As próximas pesquisas deverão medir o impacto político
das sucessivas internações do ex-presidente sobre o desempenho eleitoral de
Flávio Bolsonaro
O dia 6 de setembro de 2018 ainda nem havia terminado
quando, da porta da Santa Casa de Misericórdia de Juiz de Fora (MG), um dos
filhos de Jair Bolsonaro profetizou: “Vocês acabaram de eleger o presidente!”.
A frase de Flávio Bolsonaro reagia à facada sofrida pelo pai horas antes,
durante ato de campanha. Àquela altura, Bolsonaro liderava as pesquisas, mas
acumulava alta rejeição. Carregado por apoiadores no centro da cidade, foi
atingido pelo servente de pedreiro Adelio Bispo de Oliveira. Após o golpe, levou
as mãos ao peito, gemia de dor e foi deitado na entrada de uma lanchonete
próxima.
O atentado alterou o curso da campanha.
Enquanto Bolsonaro era submetido a cirurgia de emergência, adversários
suspenderam eventos e interromperam ataques, sobretudo a campanha de Geraldo
Alckmin. A orientação dos marqueteiros era clara: não se podia atacar um
candidato que lutava pela vida. A empatia gerada humanizou Bolsonaro, reduziu o
espaço crítico e impulsionou sua presença nas redes sociais e nos motores de
busca da internet, ambiente no qual sua candidatura se estruturava. A facada
não explica tudo, mas catalisou de forma decisiva sua vitória. O resto da
história é conhecido.
Nesta quarta-feira, sete anos depois, o ex-presidente Jair
Bolsonaro (PL) chegou ao Hospital DF Star, em Brasília, às 11h25 da manhã, onde
passou a receber atendimento médico e foi submetido a novos exames. Ele deixou
o local por volta das 17h e voltou para a sede da Polícia Federal (PF). A ida à
unidade de saúde foi autorizada pelo ministro Alexandre de Moraes, do Supremo
Tribunal Federal (STF), após a queda sofrida na cela da PF.

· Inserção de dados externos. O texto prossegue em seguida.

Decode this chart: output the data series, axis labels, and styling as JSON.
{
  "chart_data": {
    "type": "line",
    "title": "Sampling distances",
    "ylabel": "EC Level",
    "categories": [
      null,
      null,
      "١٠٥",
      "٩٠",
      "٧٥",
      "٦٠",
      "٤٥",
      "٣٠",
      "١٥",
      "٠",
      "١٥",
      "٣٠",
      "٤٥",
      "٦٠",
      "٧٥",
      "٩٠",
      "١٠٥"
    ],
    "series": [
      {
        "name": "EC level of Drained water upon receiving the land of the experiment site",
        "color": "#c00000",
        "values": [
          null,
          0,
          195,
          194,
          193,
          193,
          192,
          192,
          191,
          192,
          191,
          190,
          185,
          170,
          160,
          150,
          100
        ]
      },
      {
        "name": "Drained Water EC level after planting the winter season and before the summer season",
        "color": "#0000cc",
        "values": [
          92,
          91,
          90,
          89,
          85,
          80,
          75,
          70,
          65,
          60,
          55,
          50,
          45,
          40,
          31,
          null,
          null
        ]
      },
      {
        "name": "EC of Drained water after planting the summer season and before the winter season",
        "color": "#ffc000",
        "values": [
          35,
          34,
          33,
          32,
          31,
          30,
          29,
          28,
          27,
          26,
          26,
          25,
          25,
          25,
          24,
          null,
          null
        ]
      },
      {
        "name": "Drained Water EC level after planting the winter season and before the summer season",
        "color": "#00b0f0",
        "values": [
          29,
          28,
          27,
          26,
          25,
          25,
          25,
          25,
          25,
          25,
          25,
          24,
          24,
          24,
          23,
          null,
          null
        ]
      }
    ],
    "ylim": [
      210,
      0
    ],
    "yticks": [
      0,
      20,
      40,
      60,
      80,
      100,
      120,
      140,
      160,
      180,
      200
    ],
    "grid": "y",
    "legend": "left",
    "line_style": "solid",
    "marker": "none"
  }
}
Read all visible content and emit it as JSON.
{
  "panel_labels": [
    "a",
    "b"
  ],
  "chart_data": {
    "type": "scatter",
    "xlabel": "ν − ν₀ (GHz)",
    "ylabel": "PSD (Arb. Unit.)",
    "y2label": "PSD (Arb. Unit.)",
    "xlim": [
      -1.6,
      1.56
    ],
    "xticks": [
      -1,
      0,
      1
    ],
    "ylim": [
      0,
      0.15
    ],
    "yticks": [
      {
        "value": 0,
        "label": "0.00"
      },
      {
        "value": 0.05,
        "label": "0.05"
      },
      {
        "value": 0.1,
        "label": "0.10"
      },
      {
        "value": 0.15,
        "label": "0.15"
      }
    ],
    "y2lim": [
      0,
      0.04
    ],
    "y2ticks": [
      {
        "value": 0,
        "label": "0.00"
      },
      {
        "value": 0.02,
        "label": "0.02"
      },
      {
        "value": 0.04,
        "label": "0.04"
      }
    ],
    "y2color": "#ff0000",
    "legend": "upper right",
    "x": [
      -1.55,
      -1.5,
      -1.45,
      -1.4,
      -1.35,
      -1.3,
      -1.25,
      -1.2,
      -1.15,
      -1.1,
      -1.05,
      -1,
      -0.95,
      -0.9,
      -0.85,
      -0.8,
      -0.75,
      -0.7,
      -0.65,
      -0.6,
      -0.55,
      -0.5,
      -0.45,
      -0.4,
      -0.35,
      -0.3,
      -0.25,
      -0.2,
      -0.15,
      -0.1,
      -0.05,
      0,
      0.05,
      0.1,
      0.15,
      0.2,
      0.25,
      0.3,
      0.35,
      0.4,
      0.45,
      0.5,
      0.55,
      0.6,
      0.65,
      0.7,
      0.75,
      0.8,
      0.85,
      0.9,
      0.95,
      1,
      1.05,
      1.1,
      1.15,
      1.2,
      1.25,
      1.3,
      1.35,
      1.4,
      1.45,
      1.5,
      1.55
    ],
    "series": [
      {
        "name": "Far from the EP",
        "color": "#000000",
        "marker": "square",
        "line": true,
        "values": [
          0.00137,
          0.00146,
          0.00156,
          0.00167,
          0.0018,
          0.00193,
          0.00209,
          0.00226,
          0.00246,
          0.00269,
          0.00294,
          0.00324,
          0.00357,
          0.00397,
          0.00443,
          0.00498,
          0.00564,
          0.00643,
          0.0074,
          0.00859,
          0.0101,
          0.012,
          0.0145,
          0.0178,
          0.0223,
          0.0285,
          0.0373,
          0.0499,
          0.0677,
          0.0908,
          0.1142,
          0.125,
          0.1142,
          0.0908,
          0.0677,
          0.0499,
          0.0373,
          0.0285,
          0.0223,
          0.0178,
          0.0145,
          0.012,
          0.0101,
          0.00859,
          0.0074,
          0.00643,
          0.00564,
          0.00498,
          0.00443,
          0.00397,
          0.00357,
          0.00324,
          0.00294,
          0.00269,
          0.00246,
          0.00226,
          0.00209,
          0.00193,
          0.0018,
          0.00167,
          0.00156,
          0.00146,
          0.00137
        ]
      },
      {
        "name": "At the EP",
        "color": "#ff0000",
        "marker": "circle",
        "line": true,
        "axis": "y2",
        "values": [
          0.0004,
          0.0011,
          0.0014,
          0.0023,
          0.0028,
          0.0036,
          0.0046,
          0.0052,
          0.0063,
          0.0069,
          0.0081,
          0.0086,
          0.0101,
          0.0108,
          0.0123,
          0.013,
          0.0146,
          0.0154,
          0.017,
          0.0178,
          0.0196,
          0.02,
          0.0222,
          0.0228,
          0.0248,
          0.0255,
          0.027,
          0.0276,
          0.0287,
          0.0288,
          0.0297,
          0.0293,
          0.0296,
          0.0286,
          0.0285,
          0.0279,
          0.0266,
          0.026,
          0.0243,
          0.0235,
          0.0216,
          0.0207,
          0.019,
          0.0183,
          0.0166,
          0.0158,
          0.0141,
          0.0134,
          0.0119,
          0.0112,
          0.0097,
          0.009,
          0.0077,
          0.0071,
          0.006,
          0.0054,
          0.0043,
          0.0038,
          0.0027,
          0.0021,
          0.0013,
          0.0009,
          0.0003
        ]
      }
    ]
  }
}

A ex-primeira-dama Michelle Bolsonaro afirmou que o
ex-presidente caiu e bateu a cabeça em um móvel no quarto onde está preso na
Superintendência da PF. Segundo a publicação no Instagram, Bolsonaro teve uma
crise durante a noite, mas só foi atendido pela manhã. “Como o quarto permanece
fechado, ele só recebeu atendimento quando foram chamá-lo para minha visita”,
declarou.
Dias antes, Bolsonaro havia recebido alta hospitalar após
cirurgia para correção de hérnia inguinal bilateral e outra intervenção para
conter crises persistentes de soluço. A defesa voltou a pedir prisão
domiciliar, negada pelo STF, sob o argumento de que não houve agravamento
clínico e que o tratamento pode ser realizado nas dependências da PF.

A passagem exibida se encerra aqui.